Møller Morten Winkler, Andersen Marianne Skovsager, Pedersen Christian Bonde, Kristensen Bjarne Winther, Poulsen Frantz Rom
Department of NeurosurgeryOdense University Hospital, Odense C, Denmark
Clinical InstituteUniversity of Southern Denmark, Odense C, Denmark.
Endocr Connect. 2018 Jul;7(7):897-906. doi: 10.1530/EC-18-0140. Epub 2018 Jul 2.
Intraoperative low field MRI (iMRI, 0.15 T) during transsphenoidal surgery on pituitary adenomas (PAs) may significantly improve tumor removal. However, extensive surgery can lead to pituitary hormone deficiency. Furthermore, introduction of iMRI will prolong duration of surgery, which may elevate risk of postoperative infections.
Overall, 180 transsphenoidal surgeries for PAs from 2007 to 2015 were included. IMRI was available from 2011 to 2015, during this period 67/78 (86%) surgeries were with iMRI (iMRI, = 67). A total of 113 surgeries were performed without iMRI (controls). All surgical procedures were performed by microscopic technique. Tumor size, hormonal status and vision were assessed before surgery and 3-5 months postoperatively.

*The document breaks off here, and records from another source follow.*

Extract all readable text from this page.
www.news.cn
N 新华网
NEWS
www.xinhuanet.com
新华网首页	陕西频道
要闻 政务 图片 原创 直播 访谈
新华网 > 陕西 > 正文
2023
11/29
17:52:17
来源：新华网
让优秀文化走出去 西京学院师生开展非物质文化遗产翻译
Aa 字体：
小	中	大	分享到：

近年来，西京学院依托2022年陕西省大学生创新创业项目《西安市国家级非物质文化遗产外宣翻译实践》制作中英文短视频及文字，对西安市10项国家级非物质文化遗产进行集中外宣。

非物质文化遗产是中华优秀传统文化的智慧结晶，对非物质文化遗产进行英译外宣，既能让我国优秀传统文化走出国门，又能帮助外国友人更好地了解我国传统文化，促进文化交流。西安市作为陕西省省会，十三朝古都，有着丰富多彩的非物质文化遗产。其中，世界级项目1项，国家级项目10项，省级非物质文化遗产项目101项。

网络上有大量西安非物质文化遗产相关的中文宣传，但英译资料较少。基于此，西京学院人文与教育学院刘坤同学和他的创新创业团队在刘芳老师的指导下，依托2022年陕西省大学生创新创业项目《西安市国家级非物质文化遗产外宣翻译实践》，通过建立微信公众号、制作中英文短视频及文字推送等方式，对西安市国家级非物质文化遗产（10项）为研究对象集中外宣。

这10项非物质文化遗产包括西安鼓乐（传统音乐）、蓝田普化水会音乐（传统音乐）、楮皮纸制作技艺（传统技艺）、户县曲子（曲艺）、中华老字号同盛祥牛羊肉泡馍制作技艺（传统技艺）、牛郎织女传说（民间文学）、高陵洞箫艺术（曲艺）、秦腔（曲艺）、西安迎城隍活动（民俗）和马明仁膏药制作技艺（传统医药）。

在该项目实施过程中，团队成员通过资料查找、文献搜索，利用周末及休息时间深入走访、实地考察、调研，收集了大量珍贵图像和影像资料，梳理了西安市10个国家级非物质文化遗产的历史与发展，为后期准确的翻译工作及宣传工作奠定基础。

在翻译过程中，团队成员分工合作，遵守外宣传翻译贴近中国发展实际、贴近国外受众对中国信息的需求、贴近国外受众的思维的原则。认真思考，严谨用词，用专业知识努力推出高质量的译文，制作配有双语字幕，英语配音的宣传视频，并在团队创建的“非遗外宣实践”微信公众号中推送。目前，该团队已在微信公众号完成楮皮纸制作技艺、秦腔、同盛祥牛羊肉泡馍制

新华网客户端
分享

Gross total resection (GTR), mean tumor remnant volume and ∆-volumes were comparable between iMRI and controls: 15% (10/66) vs 23% (26/109) ( = 0.17), 2.97 cm (0.9-5) vs 2.1 cm (1.6-2.6) ( = 0.3) and 4.5 cm (3.6-5.5) vs 5.1 cm (4.2-6) ( = 0.4), respectively. Duration of surgery was significantly longer during iMRI vs controls: 126 min (117-135) vs 98 min (92-103) ( < 0.001). New pituitary-adrenal deficiency in iMRI vs controls was seen in 35% (17/48) and 35% (23/66) of surgeries, respectively ( = 0.95). New thyroid deficiency was found in 33% (13/29) and 41% (28/69) and visual field deficiencies improved in 44% (19/43) and 38% (23/60) in iMRI vs controls, respectively ( > 0.1).
Tumor remnant after pituitary surgery was not significantly reduced using intraoperative low field MRI. Duration of surgery was increased in iMRI, but was not associated with increased infection rate. Pituitary hormonal function and vision were comparable between iMRI and controls.
垂体腺瘤经蝶窦手术中使用术中低场MRI(iMRI,0.15 T)可显著提高肿瘤切除率。然而,广泛的手术可能导致垂体激素缺乏。此外,引入iMRI会延长手术时间,这可能增加术后感染风险。
共纳入2007年至2015年期间180例垂体腺瘤经蝶窦手术。2011年至2015年可使用iMRI,在此期间67/78(86%)例手术使用了iMRI(iMRI组,n = 67)。共有113例手术未使用iMRI(对照组)。所有手术均采用显微技术。术前及术后3 - 5个月评估肿瘤大小、激素状态和视力。
iMRI组和对照组的全切除率、平均肿瘤残留体积和体积变化相当:分别为15%(10/66)对23%(26/109)(P = 0.17),2.97 cm³(0.9 - 5)对2.1 cm³(1.6 - 2.6)(P = 0.3),4.5 cm³(3.6 - 5.5)对5.1 cm³(4.2 - 6)(P = 0.4)。iMRI组手术时间显著长于对照组:126分钟(117 - 135)对98分钟(92 - 103)(P < 0.001)。iMRI组和对照组分别有35%(17/48)和35%(23/66)的手术出现新的垂体 - 肾上腺功能减退(P = 0.95)。新出现甲状腺功能减退的比例分别为33%(13/29)和41%(28/69),iMRI组和对照组视野缺损改善的比例分别为44%(19/43)和38%(23/60)(P > 0.1)。
垂体手术中使用术中低场MRI并未显著降低肿瘤残留。iMRI组手术时间延长,但与感染率增加无关。iMRI组和对照组的垂体激素功能和视力相当。